Team determined prevalence of 66 genetic markers present in 36 genes associated with aging.

Scientists at the Albert Einstein College of Medicine discovered that genes associated with aging also protect older people from effects of disease-causing gene variants. “We hypothesized that people living to 100 and beyond must be buffered by genes that interact with disease-causing genes to negate their effects,” says Aviv Bergman, Ph.D., a professor in the departments of pathology and neuroscience at Einstein and senior author of the study.


To test this hypothesis, Dr. Bergman and his colleagues examined individuals enrolled in Einstein’s Longevity Genes Project. The program was initiated in 1998 and includes Ashkenazi Jews. They are descended from a founder group of about 30,000 people. Hence, they are relatively genetically homogenous.


Participating in the study were 305 Ashkenazi Jews more than 95 years old and a control group of 408 unrelated Ashkenazi Jews. Centenarians are so rare in human populations that only one in 10,000 people live to be 100, thus the longevity genes probably wouldn’t turn up in a typical control group, the researchers s explain. Longevity runs in families, so 430 children of centenarians were added to the control arm to increase the number of favorable genes.
All participants were grouped into cohorts representing each decade of life span from the 50’s on up. Using DNA samples, the researchers determined the prevalence of 66 genetic markers present in 36 genes associated with aging in each cohort.


As expected, some disease-related gene variants were as prevalent or even more prevalent in the oldest cohorts of Ashkenazi Jews than in the younger ones. Genes associated with longevity also became more common in each succeeding cohort.


“These results indicate that the frequency of deleterious genotypes may increase among people who live to extremely old ages because their protective genes allow these disease-related genes to accumulate,” says Dr. Bergman.

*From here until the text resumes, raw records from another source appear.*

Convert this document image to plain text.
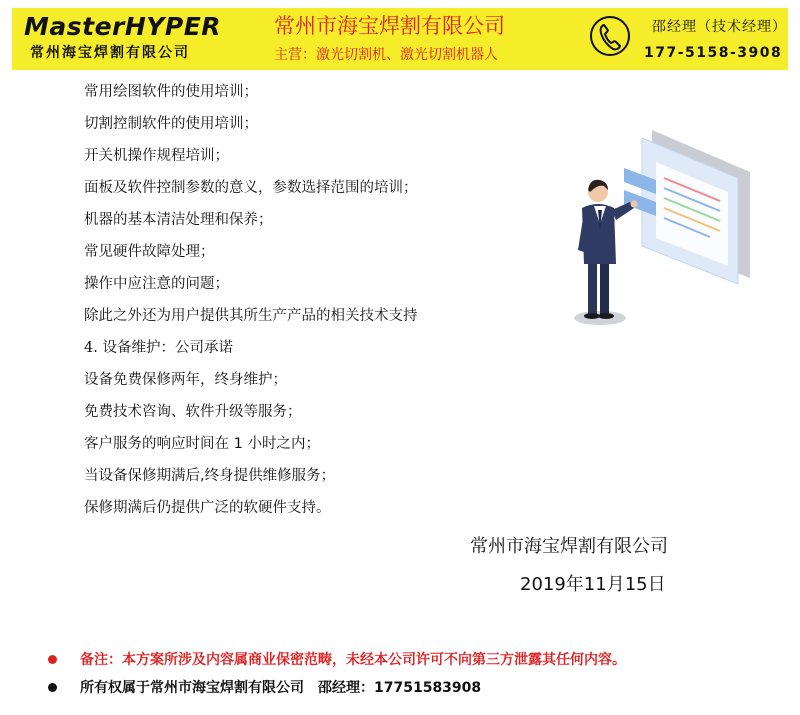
MasterHYPER
常州海宝焊割有限公司
常州市海宝焊割有限公司
主营：激光切割机、激光切割机器人
邵经理（技术经理）
177-5158-3908
常用绘图软件的使用培训；
切割控制软件的使用培训；
开关机操作规程培训；
面板及软件控制参数的意义，参数选择范围的培训；
机器的基本清洁处理和保养；
常见硬件故障处理；
操作中应注意的问题；
除此之外还为用户提供其所生产产品的相关技术支持
4. 设备维护：公司承诺
设备免费保修两年，终身维护；
免费技术咨询、软件升级等服务；
客户服务的响应时间在 1 小时之内；
当设备保修期满后,终身提供维修服务；
保修期满后仍提供广泛的软硬件支持。
常州市海宝焊割有限公司
2019年11月15日
备注：本方案所涉及内容属商业保密范畴，未经本公司许可不向第三方泄露其任何内容。
所有权属于常州市海宝焊割有限公司　邵经理：17751583908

The Einstein researchers report that they were able to construct a network of gene interactions that contributes to the understanding of longevity. In particular, they found that a favorable variant of the gene CETP acts to buffer the harmful effects of the disease-causing gene Lp(a).


From the 66 genetic markers examined in this study, the Einstein researchers are now going to assay one million genetic markers throughout the human genome. The goal is to find additional genetic networks that are involved in the process of aging.


The study will appear in the August 31 issue of PLoS Computational Biology.